We present additional qualitative results further demonstrating the efficacy of JSL. Figure 12 shows a comparison between groundings generated by JSL and ISL for the same image. We illustrate these differences on a sample of images where both ISL and JSL are able to classify the nouns correctly, but ISL fails to correctly locate the entities in the frame. Here we show two common reasons that ISL fails to locate the correct object. The first 2 rows of Figure 12 demonstrate the case where there are multiple people in the scene and ISL is unable to pick the correct one for a given role. Because ISL cannot condition its detection on situation, it is often unable to select the correct object when there are multiple objects of the same category present in an image. The bottom 2 rows of Figure 12 show cases where ISL correctly locates the object, but fails to create an accurate bounding box around that object. This demonstrates a potential advantage of JSL as predicting the objects in sequence may allow for more accurate localization.

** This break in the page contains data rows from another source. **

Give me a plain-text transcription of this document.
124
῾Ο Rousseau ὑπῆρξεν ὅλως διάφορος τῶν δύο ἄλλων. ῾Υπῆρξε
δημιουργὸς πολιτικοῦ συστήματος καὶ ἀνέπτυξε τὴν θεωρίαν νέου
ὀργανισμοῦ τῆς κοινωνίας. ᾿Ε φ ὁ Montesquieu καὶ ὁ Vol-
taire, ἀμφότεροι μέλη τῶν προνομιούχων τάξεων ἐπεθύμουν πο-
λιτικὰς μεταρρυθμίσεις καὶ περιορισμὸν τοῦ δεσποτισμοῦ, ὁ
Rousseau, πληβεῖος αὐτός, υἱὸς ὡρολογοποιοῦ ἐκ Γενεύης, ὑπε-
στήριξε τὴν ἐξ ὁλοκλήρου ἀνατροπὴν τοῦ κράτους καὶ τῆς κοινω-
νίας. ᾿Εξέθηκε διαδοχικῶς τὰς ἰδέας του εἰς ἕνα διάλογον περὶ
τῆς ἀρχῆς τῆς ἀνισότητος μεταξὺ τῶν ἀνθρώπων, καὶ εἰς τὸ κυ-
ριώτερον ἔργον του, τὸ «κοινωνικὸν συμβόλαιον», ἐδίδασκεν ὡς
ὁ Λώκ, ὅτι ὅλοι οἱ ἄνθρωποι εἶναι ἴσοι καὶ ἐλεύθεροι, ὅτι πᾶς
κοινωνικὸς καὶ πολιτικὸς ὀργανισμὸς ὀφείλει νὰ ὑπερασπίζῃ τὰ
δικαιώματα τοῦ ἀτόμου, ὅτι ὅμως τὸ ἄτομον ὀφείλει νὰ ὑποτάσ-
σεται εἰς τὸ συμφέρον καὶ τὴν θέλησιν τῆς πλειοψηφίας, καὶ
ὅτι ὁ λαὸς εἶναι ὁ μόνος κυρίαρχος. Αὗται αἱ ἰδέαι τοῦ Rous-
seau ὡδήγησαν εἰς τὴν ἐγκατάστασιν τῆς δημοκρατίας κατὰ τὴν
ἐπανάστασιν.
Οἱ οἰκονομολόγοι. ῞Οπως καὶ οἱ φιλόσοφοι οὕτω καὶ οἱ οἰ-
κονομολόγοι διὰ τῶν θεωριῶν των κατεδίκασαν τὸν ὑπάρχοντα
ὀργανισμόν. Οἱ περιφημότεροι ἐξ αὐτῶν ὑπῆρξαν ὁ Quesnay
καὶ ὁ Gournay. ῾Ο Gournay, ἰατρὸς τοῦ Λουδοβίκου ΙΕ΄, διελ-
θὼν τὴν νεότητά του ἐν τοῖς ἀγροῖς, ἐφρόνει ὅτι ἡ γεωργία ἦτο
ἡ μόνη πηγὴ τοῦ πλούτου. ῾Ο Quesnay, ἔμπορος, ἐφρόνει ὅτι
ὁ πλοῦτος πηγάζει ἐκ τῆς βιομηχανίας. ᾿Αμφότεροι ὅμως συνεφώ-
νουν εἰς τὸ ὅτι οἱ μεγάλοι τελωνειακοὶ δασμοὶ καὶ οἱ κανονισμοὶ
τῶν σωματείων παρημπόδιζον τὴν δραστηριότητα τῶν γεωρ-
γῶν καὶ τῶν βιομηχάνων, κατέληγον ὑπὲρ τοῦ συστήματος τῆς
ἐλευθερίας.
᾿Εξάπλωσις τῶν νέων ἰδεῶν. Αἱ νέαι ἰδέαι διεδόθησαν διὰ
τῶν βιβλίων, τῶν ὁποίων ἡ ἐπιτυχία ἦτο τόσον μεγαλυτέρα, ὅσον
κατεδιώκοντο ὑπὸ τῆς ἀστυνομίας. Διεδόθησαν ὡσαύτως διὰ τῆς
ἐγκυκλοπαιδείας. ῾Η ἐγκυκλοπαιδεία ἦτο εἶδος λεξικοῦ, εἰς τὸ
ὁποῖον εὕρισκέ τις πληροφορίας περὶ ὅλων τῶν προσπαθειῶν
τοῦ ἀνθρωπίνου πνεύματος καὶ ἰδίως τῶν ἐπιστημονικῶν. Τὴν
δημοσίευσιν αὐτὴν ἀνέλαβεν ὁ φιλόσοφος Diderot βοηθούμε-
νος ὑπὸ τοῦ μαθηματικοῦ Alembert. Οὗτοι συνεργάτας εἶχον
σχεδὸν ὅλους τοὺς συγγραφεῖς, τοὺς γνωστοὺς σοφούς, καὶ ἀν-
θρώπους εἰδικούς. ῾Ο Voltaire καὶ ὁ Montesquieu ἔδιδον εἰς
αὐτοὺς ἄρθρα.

Additionally, Figure 13 shows the generated situations for different verbs given the same image. For each image we obtain the top 5 most probable verbs and then generate the grounded situations for each of these verbs. The top two rows of Figure 13 are examples where the top verb guess is correct. The first row demonstrates the model’s ability to describe the scene in terms of the interaction between two participants as well as what actions they are doing together. In this case, it is clear that both girls are studying, but one is explaining something to the other. Looking at multiple possible verbs captures these complexities. The following two rows are examples where the correct verb is in the top 5 and the bottom two rows show examples where the correct verb is not in the top 5. This tends to happen when the action is very unusual or occurring in a strange context, such as purposefully spilling a cup of water on a keyboard.